Surrounded by cameras, Argento himself opens Il vicino di casa ("The Neighbor") by introducing the series, claiming all of the episodes are "directed by different people, yet pervaded with a common atmosphere." He also explains the title "Door Into Darkness" is meant to allude to people's fear of the unknown. In a clever segue into the actual story, we then see Argento standing by a broken down car. He hitches a ride from a young, happily-married couple; Luca (Aldo Reggiani) and Stefania (Laura Belli), who drop him off where he needs to go and go about their way. The film then follows the couple. Excited about starting their new life, Luca (a monster-movie-loving writer for a kid's magazine) and Stefania (new mother to their infant son) have just rented the bottom portion of a beachfront duplex and arrive there at nightfall before any of their utilities have been turned on, deciding to just rough it for one night. Well actually, they don't have much of a choice since they get their car stuck in some mud. Luca has a battery-operated TV, so they settle down for a viewing of ABBOTT AND COSTELLO MEET FRANKENSTEIN... little realizing their upstairs neighbor Alberto (Mimmo Palmara) has just murdered his wife.
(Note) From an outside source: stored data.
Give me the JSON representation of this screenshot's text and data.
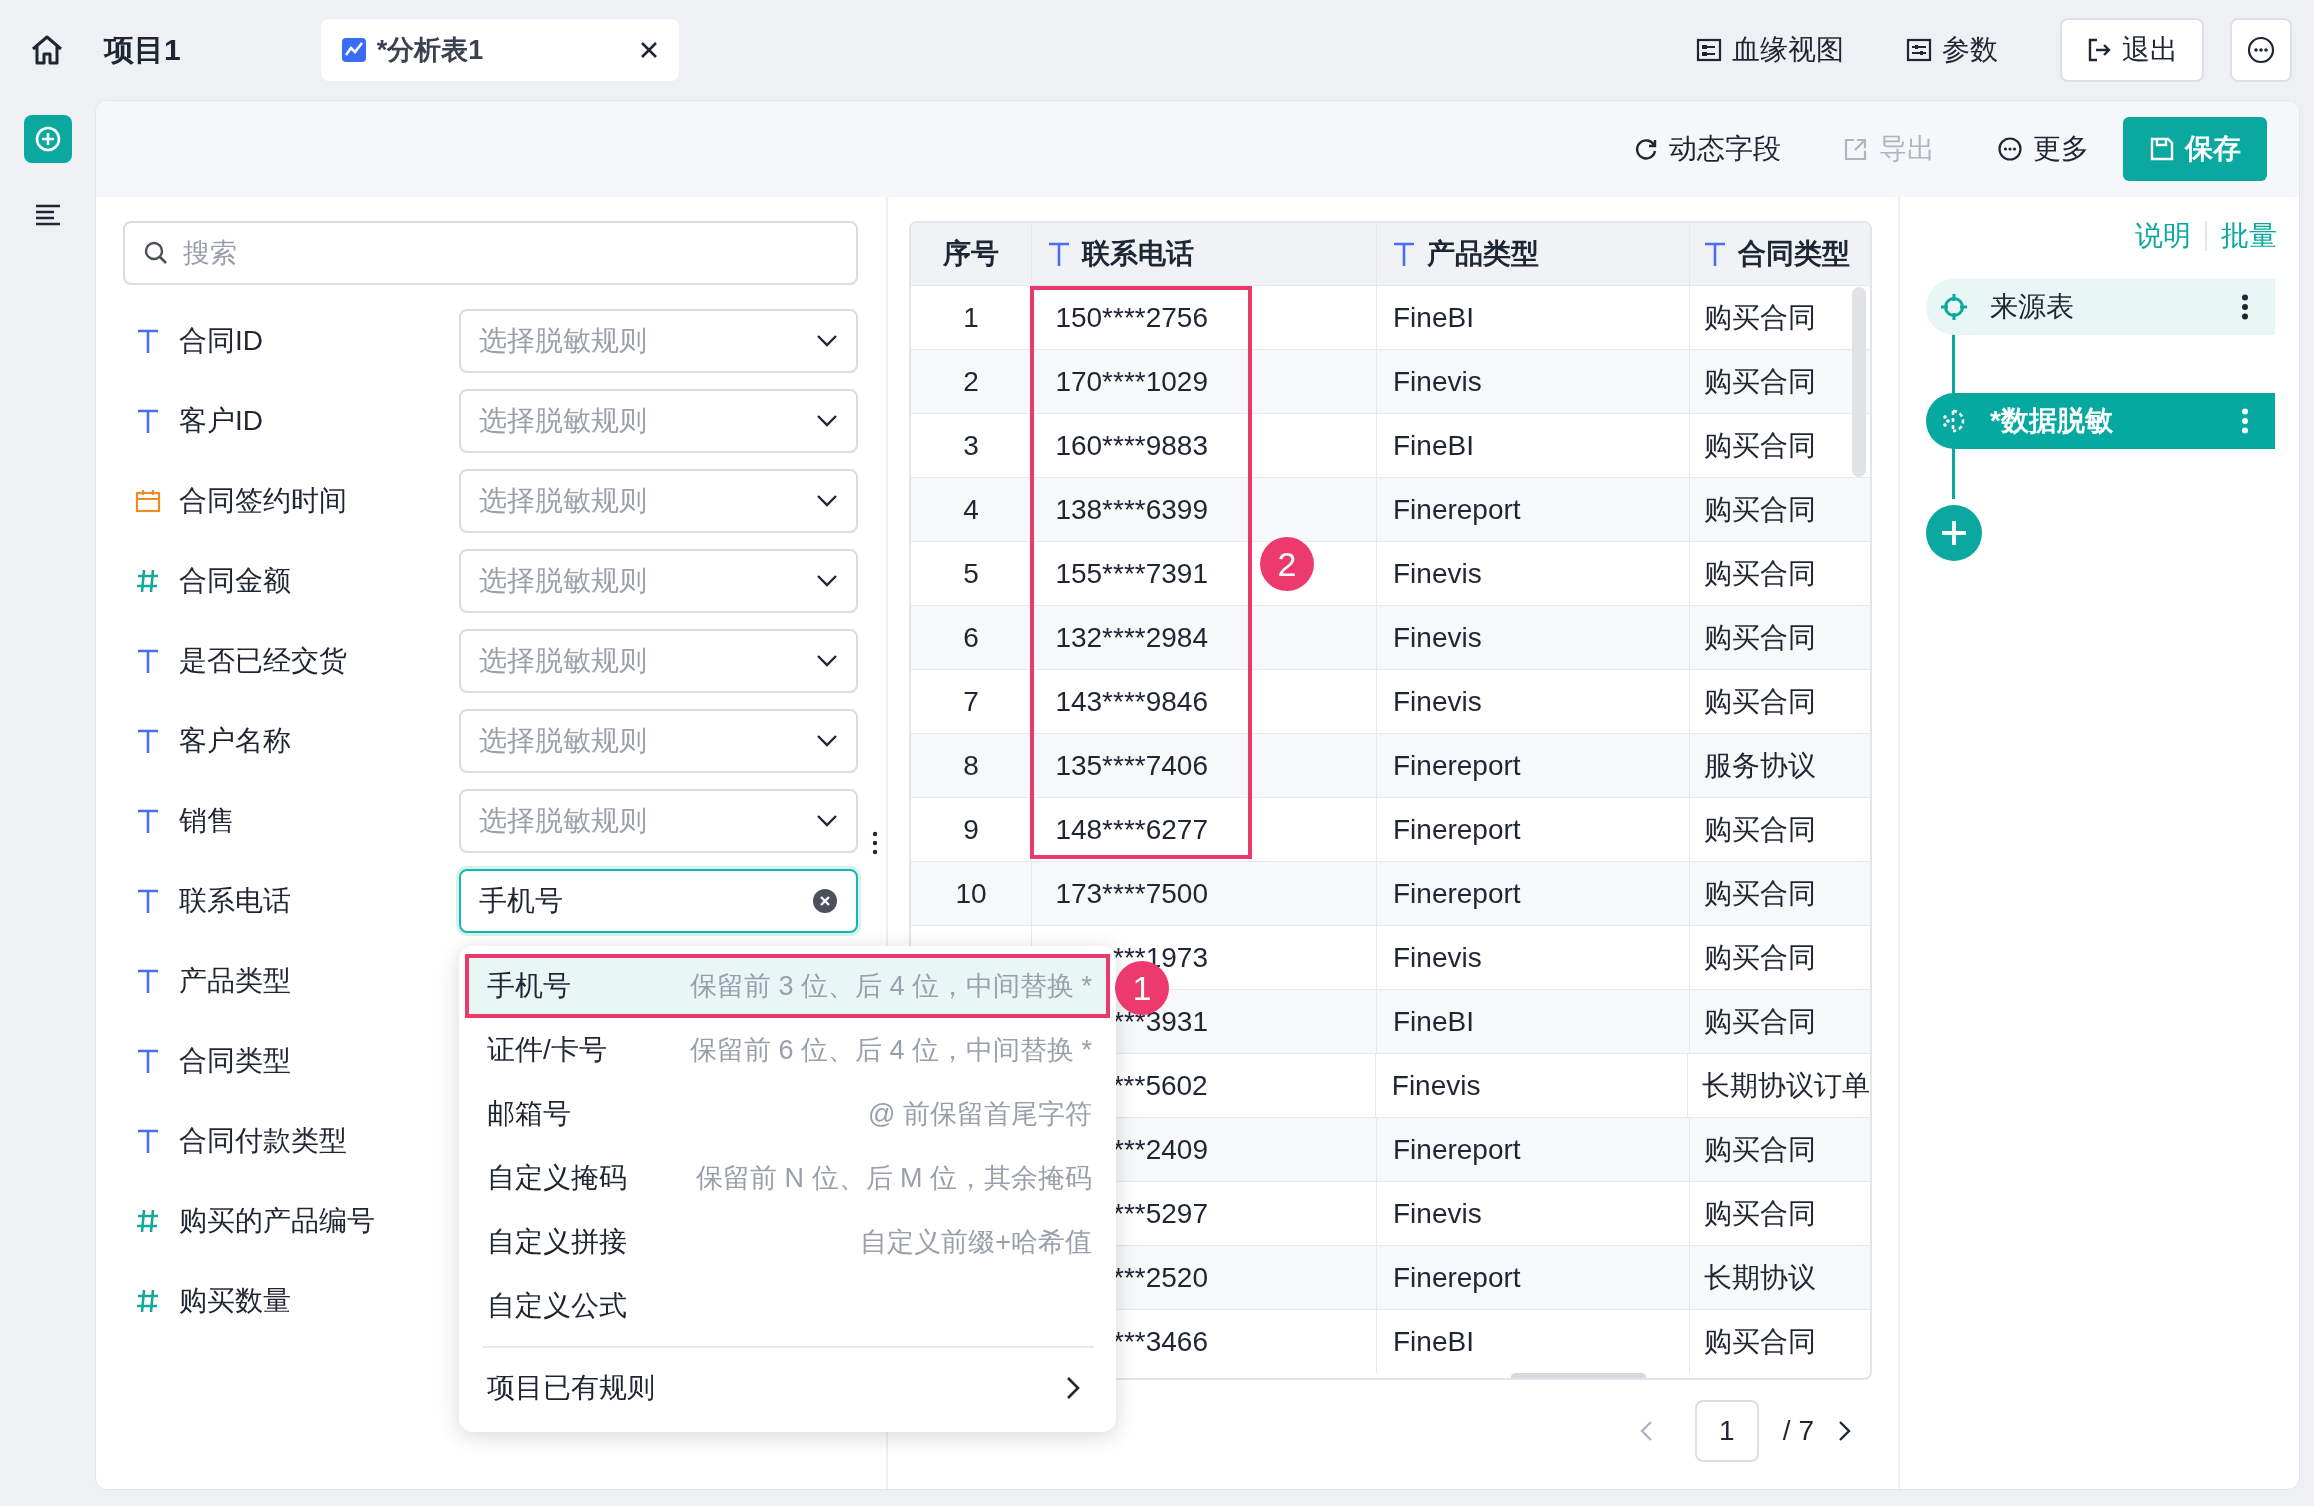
{
  "topbar": {
    "project": "项目1",
    "tab": {
      "title": "*分析表1"
    },
    "actions": [
      {
        "label": "血缘视图",
        "kind": "lineage"
      },
      {
        "label": "参数",
        "kind": "params"
      },
      {
        "label": "退出",
        "kind": "exit"
      }
    ]
  },
  "toolbar": {
    "actions": [
      {
        "label": "动态字段",
        "kind": "dynamic",
        "disabled": false
      },
      {
        "label": "导出",
        "kind": "export",
        "disabled": true
      },
      {
        "label": "更多",
        "kind": "more",
        "disabled": false
      }
    ],
    "save": {
      "label": "保存"
    }
  },
  "search": {
    "placeholder": "搜索"
  },
  "fields": [
    {
      "name": "合同ID",
      "kind": "text",
      "rule": {
        "placeholder": "选择脱敏规则"
      }
    },
    {
      "name": "客户ID",
      "kind": "text",
      "rule": {
        "placeholder": "选择脱敏规则"
      }
    },
    {
      "name": "合同签约时间",
      "kind": "date",
      "rule": {
        "placeholder": "选择脱敏规则"
      }
    },
    {
      "name": "合同金额",
      "kind": "number",
      "rule": {
        "placeholder": "选择脱敏规则"
      }
    },
    {
      "name": "是否已经交货",
      "kind": "text",
      "rule": {
        "placeholder": "选择脱敏规则"
      }
    },
    {
      "name": "客户名称",
      "kind": "text",
      "rule": {
        "placeholder": "选择脱敏规则"
      }
    },
    {
      "name": "销售",
      "kind": "text",
      "rule": {
        "placeholder": "选择脱敏规则"
      }
    },
    {
      "name": "联系电话",
      "kind": "text",
      "rule": {
        "value": "手机号",
        "focused": true
      }
    },
    {
      "name": "产品类型",
      "kind": "text"
    },
    {
      "name": "合同类型",
      "kind": "text"
    },
    {
      "name": "合同付款类型",
      "kind": "text"
    },
    {
      "name": "购买的产品编号",
      "kind": "number"
    },
    {
      "name": "购买数量",
      "kind": "number"
    }
  ],
  "dropdown": {
    "options": [
      {
        "label": "手机号",
        "hint": "保留前 3 位、后 4 位，中间替换 *",
        "selected": true
      },
      {
        "label": "证件/卡号",
        "hint": "保留前 6 位、后 4 位，中间替换 *",
        "selected": false
      },
      {
        "label": "邮箱号",
        "hint": "@ 前保留首尾字符",
        "selected": false
      },
      {
        "label": "自定义掩码",
        "hint": "保留前 N 位、后 M 位，其余掩码",
        "selected": false
      },
      {
        "label": "自定义拼接",
        "hint": "自定义前缀+哈希值",
        "selected": false
      },
      {
        "label": "自定义公式",
        "selected": false
      }
    ],
    "submenu": {
      "label": "项目已有规则"
    }
  },
  "callouts": [
    {
      "number": "1"
    },
    {
      "number": "2"
    }
  ],
  "table": {
    "columns": [
      {
        "label": "序号"
      },
      {
        "label": "联系电话",
        "kind": "text"
      },
      {
        "label": "产品类型",
        "kind": "text"
      },
      {
        "label": "合同类型",
        "kind": "text"
      }
    ],
    "rows": [
      {
        "index": "1",
        "phone": "150****2756",
        "product": "FineBI",
        "contract": "购买合同"
      },
      {
        "index": "2",
        "phone": "170****1029",
        "product": "Finevis",
        "contract": "购买合同"
      },
      {
        "index": "3",
        "phone": "160****9883",
        "product": "FineBI",
        "contract": "购买合同"
      },
      {
        "index": "4",
        "phone": "138****6399",
        "product": "Finereport",
        "contract": "购买合同"
      },
      {
        "index": "5",
        "phone": "155****7391",
        "product": "Finevis",
        "contract": "购买合同"
      },
      {
        "index": "6",
        "phone": "132****2984",
        "product": "Finevis",
        "contract": "购买合同"
      },
      {
        "index": "7",
        "phone": "143****9846",
        "product": "Finevis",
        "contract": "购买合同"
      },
      {
        "index": "8",
        "phone": "135****7406",
        "product": "Finereport",
        "contract": "服务协议"
      },
      {
        "index": "9",
        "phone": "148****6277",
        "product": "Finereport",
        "contract": "购买合同"
      },
      {
        "index": "10",
        "phone": "173****7500",
        "product": "Finereport",
        "contract": "购买合同"
      },
      {
        "phone": "***1973",
        "product": "Finevis",
        "contract": "购买合同"
      },
      {
        "phone": "***3931",
        "product": "FineBI",
        "contract": "购买合同"
      },
      {
        "phone": "***5602",
        "product": "Finevis",
        "contract": "长期协议订单"
      },
      {
        "phone": "***2409",
        "product": "Finereport",
        "contract": "购买合同"
      },
      {
        "phone": "***5297",
        "product": "Finevis",
        "contract": "购买合同"
      },
      {
        "phone": "***2520",
        "product": "Finereport",
        "contract": "长期协议"
      },
      {
        "phone": "***3466",
        "product": "FineBI",
        "contract": "购买合同"
      }
    ]
  },
  "pagination": {
    "current": "1",
    "total": "/ 7"
  },
  "right_panel": {
    "links": [
      {
        "label": "说明"
      },
      {
        "label": "批量"
      }
    ],
    "steps": [
      {
        "label": "来源表",
        "kind": "source",
        "selected": false
      },
      {
        "label": "*数据脱敏",
        "kind": "mask",
        "selected": true
      }
    ]
  }
}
Because of some water leaking in through their ceiling, Luca and Stefania head upstairs to inform their neighbors and end up discovering the corpse of the wife in the bathtub. After unsuccessfully trying to get their car out, and knowing their friend will be arriving with their furniture in the morning anyway, the couple decide to stick it out until then and just lock themselves inside their apartment and wait for dawn. Unexpected problems arise after Luca realizes he's left his lighter upstairs (oops!) and must venture up there to retrieve it...
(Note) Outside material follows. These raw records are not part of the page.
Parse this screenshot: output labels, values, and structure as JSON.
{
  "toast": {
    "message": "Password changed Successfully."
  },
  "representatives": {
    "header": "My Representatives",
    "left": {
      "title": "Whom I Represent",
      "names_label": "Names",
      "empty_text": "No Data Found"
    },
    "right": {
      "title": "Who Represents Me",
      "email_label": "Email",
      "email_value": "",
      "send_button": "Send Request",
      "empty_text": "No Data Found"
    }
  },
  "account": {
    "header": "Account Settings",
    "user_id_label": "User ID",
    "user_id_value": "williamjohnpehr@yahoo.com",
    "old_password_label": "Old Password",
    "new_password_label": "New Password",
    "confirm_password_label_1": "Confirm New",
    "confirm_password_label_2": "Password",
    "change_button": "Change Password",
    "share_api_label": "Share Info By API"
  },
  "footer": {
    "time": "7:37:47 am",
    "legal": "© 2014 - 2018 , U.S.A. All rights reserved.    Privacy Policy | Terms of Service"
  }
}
Overall, a nicely-done little suspense tale. It was the first episode aired and, according to its director, was Argento's personal favorite of the lot. Hell, it might actually be the best thing Luigi Cozzi ever made; not so surprising when you realize this is the guy behind such films as the schlocky spaghetti space opera STAR CRASH (1979), the critically panned 1983 version of HERCULES with Lou Ferrigno and the extremely silly female-rock-band-goes-to-hell tale PAGANINI HORROR (1989). There's moody lighting, some interesting directorial touches, likable lead characters and a tall, creepy and enigmatic psycho (who eventually plots to bury his new neighbors alive!). As a added bonus, there's some elaborate camerawork. One unbroken shot begins inside a home, exits through the window, trails along the outside of the house to the beach and ends up at the protagonists car. There's also an interesting back-of-the-legs-while-walking shot from the point of view of someone being carried over the killer's shoulder and some images seen in negative.
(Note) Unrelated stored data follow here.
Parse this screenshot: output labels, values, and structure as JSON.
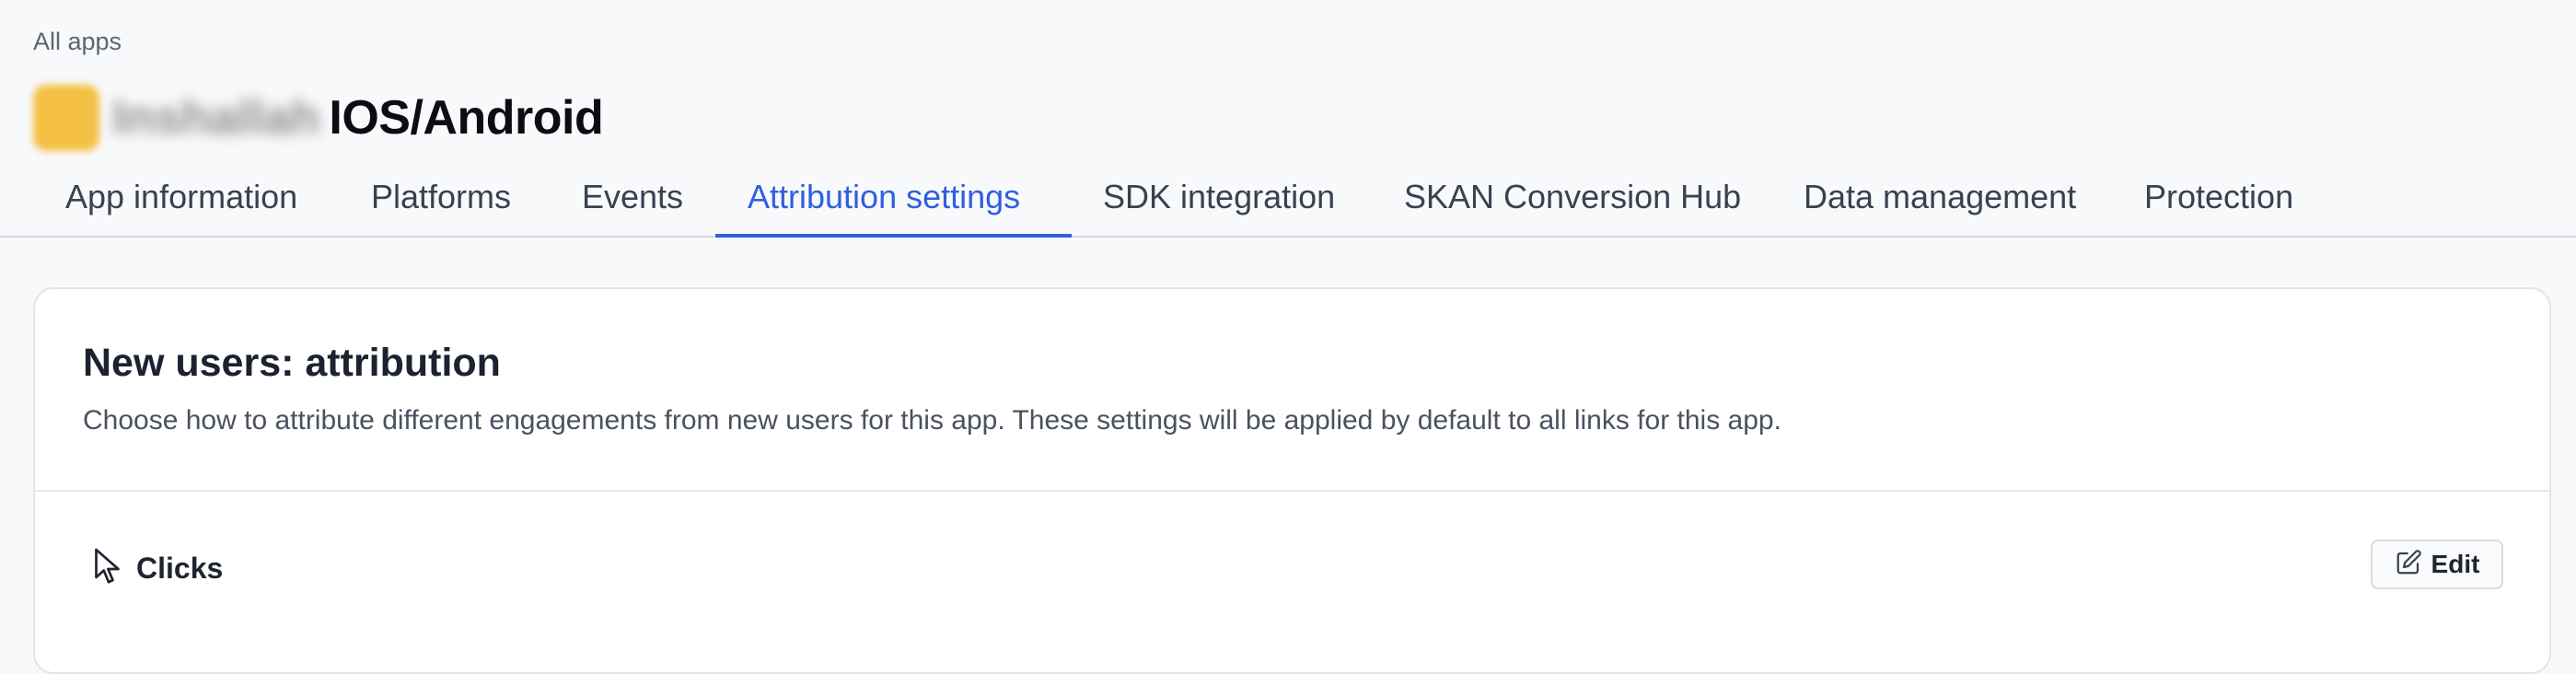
{
  "breadcrumb": "All apps",
  "app": {
    "icon": "app-icon",
    "blurred_name": "Inshallah",
    "name": "IOS/Android"
  },
  "tabs": [
    {
      "label": "App information",
      "active": false
    },
    {
      "label": "Platforms",
      "active": false
    },
    {
      "label": "Events",
      "active": false
    },
    {
      "label": "Attribution settings",
      "active": true
    },
    {
      "label": "SDK integration",
      "active": false
    },
    {
      "label": "SKAN Conversion Hub",
      "active": false
    },
    {
      "label": "Data management",
      "active": false
    },
    {
      "label": "Protection",
      "active": false
    }
  ],
  "section": {
    "title": "New users: attribution",
    "description": "Choose how to attribute different engagements from new users for this app. These settings will be applied by default to all links for this app.",
    "rows": [
      {
        "icon": "cursor-icon",
        "label": "Clicks",
        "action": {
          "icon": "edit-icon",
          "label": "Edit"
        }
      }
    ]
  },
  "colors": {
    "accent": "#2f5fde",
    "background": "#f8f9fb",
    "card": "#ffffff",
    "app_icon": "#f3c044"
  }
}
All four "Door Into Darkness" episodes; Argento's THE TRAM, Pariente's EYEWITNESS, Foglietti's THE DOLL and this one, have been released to DVD on 2 disc sets from three different companies; Dragon Entertainment, Mya Communications and No Shame. The one I saw was from Dragon and includes German or English subtitles (which do not seem to cover all of the dialogue) and interviews with Argento and Cozzi. Sadly, the original film elements of all four episodes are missing, forcing them to use the lesser-quality RAI TV video masters. Since Dragon released only 3,000 copies of the box, it's been out of print for some time now.